L’affaire était évoquée à l’audience du 25 mai 2022.
La SA CAISSE DE CREDIT MUTUEL demandait au tribunal de lui allouer le bénéfice de son exploit introductif d’instance.
Madame [G] n’était ni présente, ni représentée.
Suivant jugement rendu le 28 septembre 2022, le tribunal judiciaire de Marseille a :
*condamné Madame [G] à payer à la SA CAISSE DE CREDIT MUTUEL :
— la somme de 438,80 euros au titre du solde débiteur du compte courant n° [XXXXXXXXXX01] au 26 novembre 2020, outre intérêts au taux légal à compter de l’assignation en justice,
— la somme de 3.665,46 euros au titre de l’utilisation n° 207 813 05 rattachée à l’offre de crédit renouvelable PASSEPORT CREDIT n° 207 813 04, avec intérêts au taux légal à compter de l’assignation en justice,
— la somme de 3.828,96 euros au titre de l’utilisation n° 207 813 07 rattachée à l’offre de crédit PASSEPORT CREDIT n° 207 813 04, avec intérêts au taux légal à compter de l’assignation en justice,
— la somme de 500 euros au titre de l’article 700 du Code de procédure civile,
*condamné Madame [G] aux entiers dépens, y compris en cas d’exécution forcée, les sommes retenues par le commissaire de justice en application de l’article 10 du décret du 08 mars 2001.

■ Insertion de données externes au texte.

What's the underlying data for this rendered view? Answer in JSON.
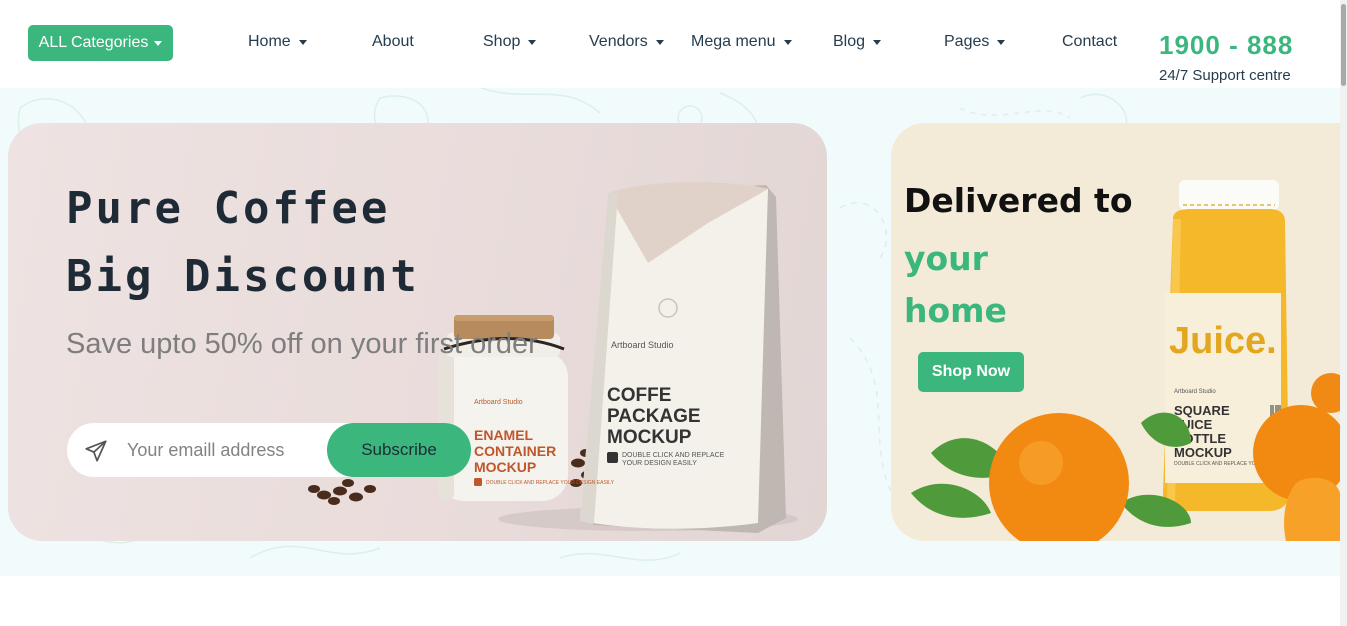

Suivant déclaration en date du 24 novembre 2022, Madame [G] relevait appel de ladite décision en ce qu’elle a dit :
— condamne Madame [G] à payer à la SA CAISSE DE CREDIT MUTUEL :
¿la somme de 438,80 euros au titre du solde débiteur du compte courant n° [XXXXXXXXXX01] au 26 novembre 2020, outre intérêts au taux légal à compter de l’assignation en justice,
¿la somme de 3.665,46 euros au titre de l’utilisation n° 207 813 05 rattachée à l’offre de crédit renouvelable PASSEPORT CREDIT n° 207 813 04, avec intérêts au taux légal à compter de l’assignation en justice,
¿la somme de 3.828,96 euros au titre de l’utilisation n° 207 813 07 rattachée à l’offre de crédit PASSEPORT CREDIT n° 207 813 04, avec intérêts au taux légal à compter de l’assignation en justice,
¿la somme de 500 euros au titre de l’article 700 du Code de procédure civile,
— condamne Madame [G] aux entiers dépens, y compris en cas d’exécution forcée, les sommes retenues par le commissaire de justice en application de l’article 10 du décret du 08 mars 2001.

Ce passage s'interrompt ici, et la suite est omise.